The same thing is happening in education. Take for example the use of technology in the classroom. Many districts think putting more computers in meets the need. But today’s student uses a reader, a phone, a tablet to access information. And we tell them those tools are not welcome in the classroom. Why? Because we are scared of what will happen if they use them. Today we are finding out that what happens when they use those tools is called learning. The way they have learned how to learn.

Following the school boards vision and mission gives you the chance to try something new and innovative. They are not from education so they do not see the same limits that many educators do. They come from different careers and lives and they bring that to the board and to education. Their ideas should be leading the way.

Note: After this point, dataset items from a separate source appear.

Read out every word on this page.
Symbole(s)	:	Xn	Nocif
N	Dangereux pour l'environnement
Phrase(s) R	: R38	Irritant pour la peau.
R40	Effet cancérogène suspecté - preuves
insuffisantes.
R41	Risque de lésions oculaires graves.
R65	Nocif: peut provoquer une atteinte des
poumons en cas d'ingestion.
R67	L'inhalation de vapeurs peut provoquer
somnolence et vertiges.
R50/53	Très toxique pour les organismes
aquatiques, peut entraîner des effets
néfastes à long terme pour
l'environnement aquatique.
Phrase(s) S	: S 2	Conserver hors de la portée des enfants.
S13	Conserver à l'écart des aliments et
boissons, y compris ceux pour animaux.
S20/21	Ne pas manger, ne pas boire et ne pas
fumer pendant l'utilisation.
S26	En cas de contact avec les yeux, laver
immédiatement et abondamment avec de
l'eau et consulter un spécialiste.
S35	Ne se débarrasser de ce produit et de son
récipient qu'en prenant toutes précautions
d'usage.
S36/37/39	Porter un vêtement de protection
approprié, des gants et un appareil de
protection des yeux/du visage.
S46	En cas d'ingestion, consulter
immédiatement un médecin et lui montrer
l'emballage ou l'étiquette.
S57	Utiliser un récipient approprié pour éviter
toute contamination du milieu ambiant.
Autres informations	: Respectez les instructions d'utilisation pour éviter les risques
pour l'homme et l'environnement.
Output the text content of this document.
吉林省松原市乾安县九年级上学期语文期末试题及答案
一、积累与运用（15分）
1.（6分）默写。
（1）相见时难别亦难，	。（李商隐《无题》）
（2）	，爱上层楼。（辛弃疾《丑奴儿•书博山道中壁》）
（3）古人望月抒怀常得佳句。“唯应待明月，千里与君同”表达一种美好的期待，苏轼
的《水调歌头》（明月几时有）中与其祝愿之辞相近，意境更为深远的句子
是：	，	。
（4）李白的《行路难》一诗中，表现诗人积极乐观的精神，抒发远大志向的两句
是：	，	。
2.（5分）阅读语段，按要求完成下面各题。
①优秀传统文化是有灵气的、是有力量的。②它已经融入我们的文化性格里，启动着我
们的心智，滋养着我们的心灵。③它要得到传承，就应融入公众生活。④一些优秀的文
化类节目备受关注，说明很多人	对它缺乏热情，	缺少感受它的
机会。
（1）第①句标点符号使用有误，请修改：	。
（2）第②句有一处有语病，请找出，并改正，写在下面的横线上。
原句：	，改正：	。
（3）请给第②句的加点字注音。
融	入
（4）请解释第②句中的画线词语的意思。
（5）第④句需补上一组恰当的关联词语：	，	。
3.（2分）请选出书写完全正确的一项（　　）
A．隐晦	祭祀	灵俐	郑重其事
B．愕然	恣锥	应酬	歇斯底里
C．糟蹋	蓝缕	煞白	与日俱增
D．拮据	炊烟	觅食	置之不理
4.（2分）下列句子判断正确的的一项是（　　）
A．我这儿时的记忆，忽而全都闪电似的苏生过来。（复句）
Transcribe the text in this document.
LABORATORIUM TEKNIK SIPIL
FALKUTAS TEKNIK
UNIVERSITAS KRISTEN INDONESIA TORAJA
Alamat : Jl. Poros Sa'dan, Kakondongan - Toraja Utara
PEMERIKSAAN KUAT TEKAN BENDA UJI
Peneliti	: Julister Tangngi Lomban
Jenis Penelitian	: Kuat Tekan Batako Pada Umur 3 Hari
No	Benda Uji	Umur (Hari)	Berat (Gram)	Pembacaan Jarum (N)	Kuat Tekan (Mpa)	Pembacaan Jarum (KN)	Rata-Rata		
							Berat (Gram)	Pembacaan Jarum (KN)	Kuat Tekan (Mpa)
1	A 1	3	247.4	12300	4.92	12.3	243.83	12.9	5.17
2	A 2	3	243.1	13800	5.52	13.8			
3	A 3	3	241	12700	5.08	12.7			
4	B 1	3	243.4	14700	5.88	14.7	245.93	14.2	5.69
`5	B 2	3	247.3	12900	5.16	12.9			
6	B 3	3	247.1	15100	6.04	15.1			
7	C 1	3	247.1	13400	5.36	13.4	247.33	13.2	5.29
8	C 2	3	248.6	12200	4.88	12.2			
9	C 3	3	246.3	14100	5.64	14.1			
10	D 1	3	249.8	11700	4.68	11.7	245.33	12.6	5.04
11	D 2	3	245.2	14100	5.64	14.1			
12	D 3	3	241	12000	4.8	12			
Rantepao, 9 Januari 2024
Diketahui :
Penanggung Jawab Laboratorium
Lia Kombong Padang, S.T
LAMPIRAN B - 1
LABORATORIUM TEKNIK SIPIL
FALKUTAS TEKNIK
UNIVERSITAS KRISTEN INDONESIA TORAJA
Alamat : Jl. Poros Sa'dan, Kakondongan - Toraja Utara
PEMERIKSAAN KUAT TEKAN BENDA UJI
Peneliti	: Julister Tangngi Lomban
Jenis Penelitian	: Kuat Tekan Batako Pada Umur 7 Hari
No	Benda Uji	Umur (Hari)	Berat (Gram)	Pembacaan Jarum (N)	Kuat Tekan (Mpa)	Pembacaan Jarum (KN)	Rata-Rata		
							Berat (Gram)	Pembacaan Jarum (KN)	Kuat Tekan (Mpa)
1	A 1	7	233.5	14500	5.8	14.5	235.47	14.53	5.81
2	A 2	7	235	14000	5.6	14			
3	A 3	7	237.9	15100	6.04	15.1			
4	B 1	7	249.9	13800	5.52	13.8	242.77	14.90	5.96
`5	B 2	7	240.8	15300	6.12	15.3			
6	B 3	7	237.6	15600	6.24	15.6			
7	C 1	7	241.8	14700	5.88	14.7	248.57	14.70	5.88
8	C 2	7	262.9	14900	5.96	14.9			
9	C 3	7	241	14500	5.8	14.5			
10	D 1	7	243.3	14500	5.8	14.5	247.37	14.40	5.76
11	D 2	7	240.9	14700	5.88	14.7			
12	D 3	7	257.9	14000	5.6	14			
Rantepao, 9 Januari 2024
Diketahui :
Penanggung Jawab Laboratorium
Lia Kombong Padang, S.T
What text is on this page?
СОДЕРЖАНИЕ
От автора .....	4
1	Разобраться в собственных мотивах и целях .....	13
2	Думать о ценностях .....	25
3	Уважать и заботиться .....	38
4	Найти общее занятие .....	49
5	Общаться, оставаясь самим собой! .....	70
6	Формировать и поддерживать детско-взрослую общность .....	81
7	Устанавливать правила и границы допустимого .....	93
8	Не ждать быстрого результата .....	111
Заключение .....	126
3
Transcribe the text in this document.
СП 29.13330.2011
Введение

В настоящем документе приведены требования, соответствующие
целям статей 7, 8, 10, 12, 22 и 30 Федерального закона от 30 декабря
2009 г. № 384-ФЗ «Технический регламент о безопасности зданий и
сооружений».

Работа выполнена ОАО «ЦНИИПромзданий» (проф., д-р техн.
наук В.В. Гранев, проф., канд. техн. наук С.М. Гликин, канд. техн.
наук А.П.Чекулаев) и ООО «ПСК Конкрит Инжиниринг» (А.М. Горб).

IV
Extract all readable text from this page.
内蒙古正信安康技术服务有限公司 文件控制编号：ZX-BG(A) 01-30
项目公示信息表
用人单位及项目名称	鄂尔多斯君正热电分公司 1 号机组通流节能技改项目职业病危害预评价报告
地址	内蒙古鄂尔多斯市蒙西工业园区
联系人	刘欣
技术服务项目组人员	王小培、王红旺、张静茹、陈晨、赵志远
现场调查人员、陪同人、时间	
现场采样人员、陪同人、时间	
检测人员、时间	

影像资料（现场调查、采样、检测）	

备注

That doesn’t mean you take away the superintendent. They are the ones that take that vision and the innovation and finds a way to make it work in the classroom. Too many times we see the superintendent stop the innovation or slow it down until it gets forgotten. The key is to find the superintendent that is looking forward and wants to make things happen. Then the board has a friend that not only supports the vision but takes it to higher levels.

Districts have two choices: Stay where they are and get the results they are used to or jump on the train and move out in front on education to really make things happen. That is what the board is elected to do.